“NOSSA SENHORA DO NILO”: RUANDA É AQUI.

Por Celso Sabadin.

O uso político do fanatismo religioso é um dos processos mais antigos e recorrentes dos mecanismos de dominação social. E que sempre terminam em tragédia. Seja no Brasil contemporâneo, seja na África de décadas passadas, como mostra “Nossa Senhora do Nilo”, que está em sua segunda semana em cartaz, nos cinemas brasileiros.

A partir do romance autobiográfico da escritora Scholastique Mukasonga, publicado em 2012, o filme mostra o embrião dos fatos que culminariam anos depois no terrível genocídio de Ruanda, em 1994. Adaptado por Atiq Rahimi, que também dirige a obra, e Ramata-Toulaye Sy, “Nossa Senhora do Nilo” se inicia na escola católica que nomeia o longa, um colégio frequentado por garotas da elite ruandesa, que ali aprendem um pouco de tudo, exceto sobre a realidade do seu próprio país.

Porém, mesmo com o isolamento – tanto físico como social e ideológico – do lugar, as lutas entre as etnias hutus e tutsis são estruturais e poderosas demais para passarem ao largo da tal escola.

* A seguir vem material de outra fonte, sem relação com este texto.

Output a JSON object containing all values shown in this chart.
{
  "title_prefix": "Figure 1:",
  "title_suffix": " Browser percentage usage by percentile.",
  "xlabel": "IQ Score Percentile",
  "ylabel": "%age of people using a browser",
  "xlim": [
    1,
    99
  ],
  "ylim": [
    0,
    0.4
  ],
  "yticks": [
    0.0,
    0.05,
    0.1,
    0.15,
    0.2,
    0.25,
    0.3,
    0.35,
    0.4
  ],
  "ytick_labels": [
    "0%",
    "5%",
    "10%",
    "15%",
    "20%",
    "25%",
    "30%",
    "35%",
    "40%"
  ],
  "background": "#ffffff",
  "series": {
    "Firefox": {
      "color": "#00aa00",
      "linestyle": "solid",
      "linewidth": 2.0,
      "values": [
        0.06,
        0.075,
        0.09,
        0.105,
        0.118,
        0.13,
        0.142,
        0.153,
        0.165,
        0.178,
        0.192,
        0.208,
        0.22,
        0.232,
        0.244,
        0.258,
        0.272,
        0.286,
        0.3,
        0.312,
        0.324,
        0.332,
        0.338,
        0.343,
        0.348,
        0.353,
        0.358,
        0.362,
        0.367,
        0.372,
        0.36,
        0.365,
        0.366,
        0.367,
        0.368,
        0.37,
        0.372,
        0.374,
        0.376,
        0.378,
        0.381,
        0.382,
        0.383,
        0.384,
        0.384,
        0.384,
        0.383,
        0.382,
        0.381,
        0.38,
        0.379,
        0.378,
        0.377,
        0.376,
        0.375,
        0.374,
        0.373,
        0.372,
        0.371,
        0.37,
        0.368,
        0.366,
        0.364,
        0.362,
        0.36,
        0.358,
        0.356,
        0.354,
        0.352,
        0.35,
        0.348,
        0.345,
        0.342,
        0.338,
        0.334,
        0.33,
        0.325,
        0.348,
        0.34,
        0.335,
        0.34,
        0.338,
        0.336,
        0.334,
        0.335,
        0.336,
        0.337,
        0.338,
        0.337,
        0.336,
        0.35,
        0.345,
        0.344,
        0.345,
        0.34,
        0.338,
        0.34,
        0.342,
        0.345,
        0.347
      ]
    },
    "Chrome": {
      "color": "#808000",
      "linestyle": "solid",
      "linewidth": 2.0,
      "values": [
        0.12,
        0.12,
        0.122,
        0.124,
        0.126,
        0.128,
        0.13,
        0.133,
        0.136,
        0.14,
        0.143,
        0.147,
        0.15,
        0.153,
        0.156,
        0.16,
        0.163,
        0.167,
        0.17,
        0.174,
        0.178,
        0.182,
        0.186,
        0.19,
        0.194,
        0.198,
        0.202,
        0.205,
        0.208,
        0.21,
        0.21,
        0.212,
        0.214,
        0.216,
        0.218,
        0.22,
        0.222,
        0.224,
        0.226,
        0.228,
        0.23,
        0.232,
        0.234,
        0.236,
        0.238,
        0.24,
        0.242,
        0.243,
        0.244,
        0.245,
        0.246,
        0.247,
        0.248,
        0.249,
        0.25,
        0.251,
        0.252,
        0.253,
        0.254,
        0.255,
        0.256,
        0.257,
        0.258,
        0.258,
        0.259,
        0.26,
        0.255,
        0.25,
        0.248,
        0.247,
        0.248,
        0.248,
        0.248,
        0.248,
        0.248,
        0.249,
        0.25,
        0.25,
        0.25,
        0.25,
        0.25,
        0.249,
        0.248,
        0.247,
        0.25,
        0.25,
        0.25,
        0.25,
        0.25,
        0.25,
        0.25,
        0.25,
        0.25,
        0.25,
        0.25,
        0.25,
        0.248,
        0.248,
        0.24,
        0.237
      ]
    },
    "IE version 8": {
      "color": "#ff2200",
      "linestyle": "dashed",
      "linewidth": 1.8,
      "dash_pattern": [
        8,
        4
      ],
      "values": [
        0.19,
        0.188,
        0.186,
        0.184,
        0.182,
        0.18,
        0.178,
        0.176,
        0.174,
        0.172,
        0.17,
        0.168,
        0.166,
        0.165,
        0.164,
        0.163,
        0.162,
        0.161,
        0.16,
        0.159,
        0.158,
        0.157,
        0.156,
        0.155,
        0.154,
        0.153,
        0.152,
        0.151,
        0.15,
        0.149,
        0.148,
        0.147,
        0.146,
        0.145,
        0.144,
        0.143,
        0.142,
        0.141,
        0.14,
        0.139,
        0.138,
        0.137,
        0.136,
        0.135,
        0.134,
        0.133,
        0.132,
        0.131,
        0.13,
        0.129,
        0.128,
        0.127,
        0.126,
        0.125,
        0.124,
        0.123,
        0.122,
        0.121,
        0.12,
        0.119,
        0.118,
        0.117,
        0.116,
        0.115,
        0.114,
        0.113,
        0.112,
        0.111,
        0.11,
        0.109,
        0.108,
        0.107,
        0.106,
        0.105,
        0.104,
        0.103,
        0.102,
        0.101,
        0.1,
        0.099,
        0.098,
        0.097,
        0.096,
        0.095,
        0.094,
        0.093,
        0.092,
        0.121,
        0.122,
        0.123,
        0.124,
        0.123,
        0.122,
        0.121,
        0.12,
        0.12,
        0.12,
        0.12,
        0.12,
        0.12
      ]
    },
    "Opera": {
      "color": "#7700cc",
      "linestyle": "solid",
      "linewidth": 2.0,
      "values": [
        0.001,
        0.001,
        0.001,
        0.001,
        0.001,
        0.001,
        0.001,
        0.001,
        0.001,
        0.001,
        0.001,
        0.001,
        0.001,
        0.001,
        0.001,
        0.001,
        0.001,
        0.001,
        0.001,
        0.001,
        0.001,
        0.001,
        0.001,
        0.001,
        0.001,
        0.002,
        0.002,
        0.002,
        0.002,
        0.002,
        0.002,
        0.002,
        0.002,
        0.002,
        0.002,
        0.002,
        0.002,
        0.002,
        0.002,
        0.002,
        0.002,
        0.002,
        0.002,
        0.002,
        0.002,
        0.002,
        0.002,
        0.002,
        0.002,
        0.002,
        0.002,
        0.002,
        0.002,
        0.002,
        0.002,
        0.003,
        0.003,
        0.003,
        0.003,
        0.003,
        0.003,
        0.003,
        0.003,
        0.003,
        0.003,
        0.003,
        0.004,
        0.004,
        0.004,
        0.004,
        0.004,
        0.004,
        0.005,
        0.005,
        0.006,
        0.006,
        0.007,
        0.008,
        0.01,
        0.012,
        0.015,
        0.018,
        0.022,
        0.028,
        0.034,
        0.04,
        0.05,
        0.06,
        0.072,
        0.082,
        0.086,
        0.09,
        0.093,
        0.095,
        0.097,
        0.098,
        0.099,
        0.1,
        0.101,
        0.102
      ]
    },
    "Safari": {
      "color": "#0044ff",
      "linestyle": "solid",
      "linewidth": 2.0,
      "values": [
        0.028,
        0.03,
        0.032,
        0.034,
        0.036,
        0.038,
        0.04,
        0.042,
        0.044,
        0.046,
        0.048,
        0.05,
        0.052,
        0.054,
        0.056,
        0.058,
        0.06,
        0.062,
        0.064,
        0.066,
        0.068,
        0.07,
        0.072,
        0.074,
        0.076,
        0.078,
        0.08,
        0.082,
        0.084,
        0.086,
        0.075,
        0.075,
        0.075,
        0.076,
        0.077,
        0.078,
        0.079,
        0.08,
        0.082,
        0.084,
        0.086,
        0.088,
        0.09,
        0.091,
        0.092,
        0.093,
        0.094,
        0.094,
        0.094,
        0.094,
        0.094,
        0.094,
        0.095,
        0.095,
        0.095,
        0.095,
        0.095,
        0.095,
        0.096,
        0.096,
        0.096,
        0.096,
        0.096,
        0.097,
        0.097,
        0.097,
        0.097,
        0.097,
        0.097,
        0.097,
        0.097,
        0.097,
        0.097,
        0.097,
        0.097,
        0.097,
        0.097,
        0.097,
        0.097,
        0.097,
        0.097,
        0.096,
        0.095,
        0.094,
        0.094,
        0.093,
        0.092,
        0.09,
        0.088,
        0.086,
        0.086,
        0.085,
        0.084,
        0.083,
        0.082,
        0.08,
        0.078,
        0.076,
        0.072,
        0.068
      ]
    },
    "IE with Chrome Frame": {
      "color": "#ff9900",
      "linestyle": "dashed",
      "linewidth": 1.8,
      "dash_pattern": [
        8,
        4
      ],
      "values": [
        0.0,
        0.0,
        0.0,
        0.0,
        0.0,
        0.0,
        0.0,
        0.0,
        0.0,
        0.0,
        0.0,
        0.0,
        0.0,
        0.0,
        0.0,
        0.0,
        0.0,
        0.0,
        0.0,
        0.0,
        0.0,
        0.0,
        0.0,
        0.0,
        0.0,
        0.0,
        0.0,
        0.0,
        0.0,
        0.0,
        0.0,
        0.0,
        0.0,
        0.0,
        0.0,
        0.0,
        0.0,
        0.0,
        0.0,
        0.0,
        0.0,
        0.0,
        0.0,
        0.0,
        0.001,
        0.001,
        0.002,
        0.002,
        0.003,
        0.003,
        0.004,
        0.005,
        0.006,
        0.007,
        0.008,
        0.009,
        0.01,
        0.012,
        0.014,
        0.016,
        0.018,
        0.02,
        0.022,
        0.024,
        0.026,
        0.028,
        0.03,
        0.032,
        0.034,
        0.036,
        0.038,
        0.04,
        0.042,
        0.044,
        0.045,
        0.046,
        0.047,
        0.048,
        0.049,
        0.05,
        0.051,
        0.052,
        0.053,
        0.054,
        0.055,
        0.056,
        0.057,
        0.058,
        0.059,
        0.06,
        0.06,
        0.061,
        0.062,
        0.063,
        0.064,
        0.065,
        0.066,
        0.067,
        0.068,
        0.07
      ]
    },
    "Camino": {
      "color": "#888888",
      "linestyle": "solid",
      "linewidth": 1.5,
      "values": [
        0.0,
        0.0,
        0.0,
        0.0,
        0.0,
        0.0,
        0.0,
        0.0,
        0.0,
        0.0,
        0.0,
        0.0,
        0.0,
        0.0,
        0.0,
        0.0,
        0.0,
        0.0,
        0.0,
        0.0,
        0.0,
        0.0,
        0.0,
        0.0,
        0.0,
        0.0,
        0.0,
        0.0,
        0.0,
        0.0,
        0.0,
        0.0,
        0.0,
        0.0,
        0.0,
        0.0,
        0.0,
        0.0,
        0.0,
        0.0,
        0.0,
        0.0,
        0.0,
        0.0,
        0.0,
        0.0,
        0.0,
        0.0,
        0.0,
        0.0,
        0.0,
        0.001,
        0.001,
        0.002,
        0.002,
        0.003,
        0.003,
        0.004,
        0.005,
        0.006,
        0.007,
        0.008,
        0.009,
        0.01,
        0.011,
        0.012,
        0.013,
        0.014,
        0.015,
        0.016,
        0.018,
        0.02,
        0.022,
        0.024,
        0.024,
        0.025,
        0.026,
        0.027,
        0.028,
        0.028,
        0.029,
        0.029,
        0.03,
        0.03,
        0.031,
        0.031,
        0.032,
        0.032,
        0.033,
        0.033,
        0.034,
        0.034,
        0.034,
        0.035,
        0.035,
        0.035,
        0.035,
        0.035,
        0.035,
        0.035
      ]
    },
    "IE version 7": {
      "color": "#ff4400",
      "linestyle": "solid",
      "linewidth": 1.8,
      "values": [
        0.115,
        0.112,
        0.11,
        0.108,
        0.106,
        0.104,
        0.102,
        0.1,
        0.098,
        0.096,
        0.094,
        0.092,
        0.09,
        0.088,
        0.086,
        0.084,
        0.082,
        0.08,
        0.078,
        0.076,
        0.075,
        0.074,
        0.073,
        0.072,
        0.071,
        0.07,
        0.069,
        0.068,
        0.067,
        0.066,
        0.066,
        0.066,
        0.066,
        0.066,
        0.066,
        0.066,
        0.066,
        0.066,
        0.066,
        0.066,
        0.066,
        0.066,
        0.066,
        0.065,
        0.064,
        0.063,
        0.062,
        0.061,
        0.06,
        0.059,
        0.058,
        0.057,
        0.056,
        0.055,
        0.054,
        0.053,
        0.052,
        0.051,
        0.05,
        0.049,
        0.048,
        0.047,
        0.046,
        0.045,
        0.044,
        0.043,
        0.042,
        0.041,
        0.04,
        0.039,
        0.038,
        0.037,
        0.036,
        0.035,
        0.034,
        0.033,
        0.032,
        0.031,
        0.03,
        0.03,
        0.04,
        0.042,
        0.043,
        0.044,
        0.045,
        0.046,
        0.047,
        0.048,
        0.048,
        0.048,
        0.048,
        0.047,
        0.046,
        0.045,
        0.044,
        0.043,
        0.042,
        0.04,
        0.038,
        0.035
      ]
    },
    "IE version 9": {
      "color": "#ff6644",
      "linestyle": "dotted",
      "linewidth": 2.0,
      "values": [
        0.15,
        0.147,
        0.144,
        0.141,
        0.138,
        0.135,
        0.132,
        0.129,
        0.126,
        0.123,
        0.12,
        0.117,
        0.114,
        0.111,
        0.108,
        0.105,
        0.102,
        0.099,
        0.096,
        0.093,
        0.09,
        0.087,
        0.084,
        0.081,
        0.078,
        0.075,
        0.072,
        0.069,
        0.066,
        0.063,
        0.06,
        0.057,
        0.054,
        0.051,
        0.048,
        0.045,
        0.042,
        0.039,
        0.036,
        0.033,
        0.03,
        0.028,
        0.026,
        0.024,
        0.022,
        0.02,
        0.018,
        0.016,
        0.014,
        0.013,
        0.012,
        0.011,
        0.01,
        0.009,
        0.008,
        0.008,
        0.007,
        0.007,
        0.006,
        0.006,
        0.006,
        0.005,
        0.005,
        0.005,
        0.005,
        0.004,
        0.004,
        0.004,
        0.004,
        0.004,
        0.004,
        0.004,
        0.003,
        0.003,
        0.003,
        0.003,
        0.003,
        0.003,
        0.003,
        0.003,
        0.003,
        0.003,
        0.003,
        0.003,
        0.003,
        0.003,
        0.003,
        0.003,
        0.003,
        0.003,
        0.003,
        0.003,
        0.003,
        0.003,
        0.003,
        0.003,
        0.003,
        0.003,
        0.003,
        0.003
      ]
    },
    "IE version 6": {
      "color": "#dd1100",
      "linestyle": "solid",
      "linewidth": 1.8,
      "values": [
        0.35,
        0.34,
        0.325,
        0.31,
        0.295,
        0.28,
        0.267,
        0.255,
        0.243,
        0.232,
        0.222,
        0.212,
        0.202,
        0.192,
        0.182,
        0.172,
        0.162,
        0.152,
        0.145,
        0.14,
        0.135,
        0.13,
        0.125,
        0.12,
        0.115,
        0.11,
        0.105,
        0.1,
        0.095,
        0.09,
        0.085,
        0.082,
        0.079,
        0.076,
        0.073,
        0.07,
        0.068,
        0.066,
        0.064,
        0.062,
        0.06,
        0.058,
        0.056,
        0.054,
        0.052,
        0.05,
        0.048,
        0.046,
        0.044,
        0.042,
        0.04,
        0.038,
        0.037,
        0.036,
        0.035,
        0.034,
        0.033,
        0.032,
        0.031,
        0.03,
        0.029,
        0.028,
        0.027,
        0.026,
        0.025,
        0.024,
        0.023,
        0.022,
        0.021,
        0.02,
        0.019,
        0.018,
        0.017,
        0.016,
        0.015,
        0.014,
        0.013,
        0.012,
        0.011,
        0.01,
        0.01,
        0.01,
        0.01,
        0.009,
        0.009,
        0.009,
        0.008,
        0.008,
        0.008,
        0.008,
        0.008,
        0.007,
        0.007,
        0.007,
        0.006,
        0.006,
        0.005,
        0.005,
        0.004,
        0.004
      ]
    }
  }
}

Afegão, o próprio diretor Atiq Rahimi diz em entrevista que conhecia pouco sobre Ruanda antes de realizar “Nossa Senhora do Nilo”.  “Sabia sobre o genocídio de 1994, uma tragédia que, na minha mente, é como o fratricídio que aconteceu em meu país e começou dois anos antes. Nos dois casos, começou como uma questão política, e, depois, se tornou problemas étnicos, de raça e até de religião.” Rahimi, que também é escritor, conheceu Mukasonga em um evento literário em 2008, e leu seu livro assim que publicado, em 2012.

Para ele, a relação entre a violência e o sagrado é o principal ponto do filme, pois “tanto Ruanda quanto o Afeganistão, nos anos de 1970, estão sob um regime totalitário. Não são as pessoas que decidem o sistema político, mas uma elite e os tecnocratas. O genocídio de 1994 não aconteceu de repente, mas suas origens estão em 1959, quando a monarquia foi deposta, e depois em 1973 com a perseguição às elites e aos intelectuais.”

Soa familiar?

“Nossa História do Nilo” é uma coprodução entre países colonizados (que sempre sofrem com os fatos relatados neste tipo de filme) e colonizadores (que sempre adoram fazer filmes sobre países colonizados, o que não deixa de ser uma atitude colonizadora). São eles: França, Bélgica, Ruanda e – quem diria – Mônaco.

Só pra finalizar: há um outro ótimo filme, este mais especificamente sobre o genocídio: “Hotel Ruanda”.